I think that was a kind of long way of saying, if we are going to try to do this accurately, we should probably start at the CallPenalty. Let me know what you think, I'll try and get more numbers.

unless we count that they are 32bit instructions? Do we do a lot of modelling of that?

The inliner doesn't try to model that at all. It's not really that important outside of -Oz, anyway, and it's sort of a hard problem given that the size of an instruction depends on register allocation.

Exactly where would a gep be be free? Just loads and stores and other geps? Perhaps memcpy's if they are small enough? Or from other instructions in general?

Something like that.

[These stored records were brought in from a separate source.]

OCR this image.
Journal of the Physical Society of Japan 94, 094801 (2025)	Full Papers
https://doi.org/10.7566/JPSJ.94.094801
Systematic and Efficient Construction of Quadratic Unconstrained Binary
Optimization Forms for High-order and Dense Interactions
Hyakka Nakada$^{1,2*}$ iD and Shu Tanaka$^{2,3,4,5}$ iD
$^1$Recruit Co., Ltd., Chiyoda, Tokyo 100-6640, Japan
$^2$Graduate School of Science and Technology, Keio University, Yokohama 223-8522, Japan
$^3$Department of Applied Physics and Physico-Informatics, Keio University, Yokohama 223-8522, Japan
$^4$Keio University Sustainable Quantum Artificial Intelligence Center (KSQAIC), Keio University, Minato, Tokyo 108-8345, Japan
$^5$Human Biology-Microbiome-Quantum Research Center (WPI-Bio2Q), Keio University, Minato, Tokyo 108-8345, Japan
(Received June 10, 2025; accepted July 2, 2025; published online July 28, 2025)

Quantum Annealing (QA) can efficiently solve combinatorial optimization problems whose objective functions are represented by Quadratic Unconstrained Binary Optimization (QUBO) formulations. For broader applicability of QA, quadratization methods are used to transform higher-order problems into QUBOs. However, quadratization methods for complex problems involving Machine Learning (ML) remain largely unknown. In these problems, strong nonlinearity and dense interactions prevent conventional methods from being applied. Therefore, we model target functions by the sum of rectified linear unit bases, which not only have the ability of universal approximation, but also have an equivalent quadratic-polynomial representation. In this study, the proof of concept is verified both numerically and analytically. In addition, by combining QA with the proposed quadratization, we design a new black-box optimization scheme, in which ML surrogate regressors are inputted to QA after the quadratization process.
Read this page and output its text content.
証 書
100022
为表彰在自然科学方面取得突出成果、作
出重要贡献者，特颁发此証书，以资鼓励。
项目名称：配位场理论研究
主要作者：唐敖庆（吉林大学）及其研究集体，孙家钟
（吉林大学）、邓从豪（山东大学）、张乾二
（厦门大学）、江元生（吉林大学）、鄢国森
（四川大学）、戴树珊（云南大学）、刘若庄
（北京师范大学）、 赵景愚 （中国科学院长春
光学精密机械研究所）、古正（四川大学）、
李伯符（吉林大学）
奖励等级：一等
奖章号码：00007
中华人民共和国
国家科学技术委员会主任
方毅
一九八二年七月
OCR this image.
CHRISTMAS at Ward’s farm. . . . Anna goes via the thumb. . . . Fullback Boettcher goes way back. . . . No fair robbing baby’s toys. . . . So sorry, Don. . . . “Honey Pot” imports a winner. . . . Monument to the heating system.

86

IIRC the inliner is a bit more generous at the moment, on the assumption that some GEPs will eventually simplify.

is essentially like changing our threshold from <=0 to <=25, and saying "more optimisations may happen, lets fudge it a bit"

In this context, yes. (There are other places that use CallPenalty, but they aren't really relevant here.) But changing it is effectively equivalent to just changing the inline threshold. If you think OptMinSizeThreshold is wrong, you can try modifying it (it doesn't necessarily have to be a positive number).

The same could be said for function arguments, right? They may be free if they can be put into the correct register, but wont be if they are also needed after the call.

Yes.

dmgreen updated this revision to Diff 170910.Oct 24 2018, 9:11 AM

Now ignores loops that will never be executed. I also have some code that uses SCEV to calculate if the backedge count is <= 1 and allow inlining there. It doesn't seem to come up very often though and needed some plumbing to get SE's/TLI's in the right places.

Eli, what do you think between this and D53405?

Friendly Ping

efriedma accepted this revision.Nov 2 2018, 2:10 PM

From the discussion here and on D53405, it seems like the pieces we aren't modeling are hard to model well, and it will be hard to get them all right. And I think you're right that it's unlikely to be profitable to inline loops. So LGTM

This revision is now accepted and ready to land.Nov 2 2018, 2:10 PM
This revision was automatically updated to reflect the committed changes.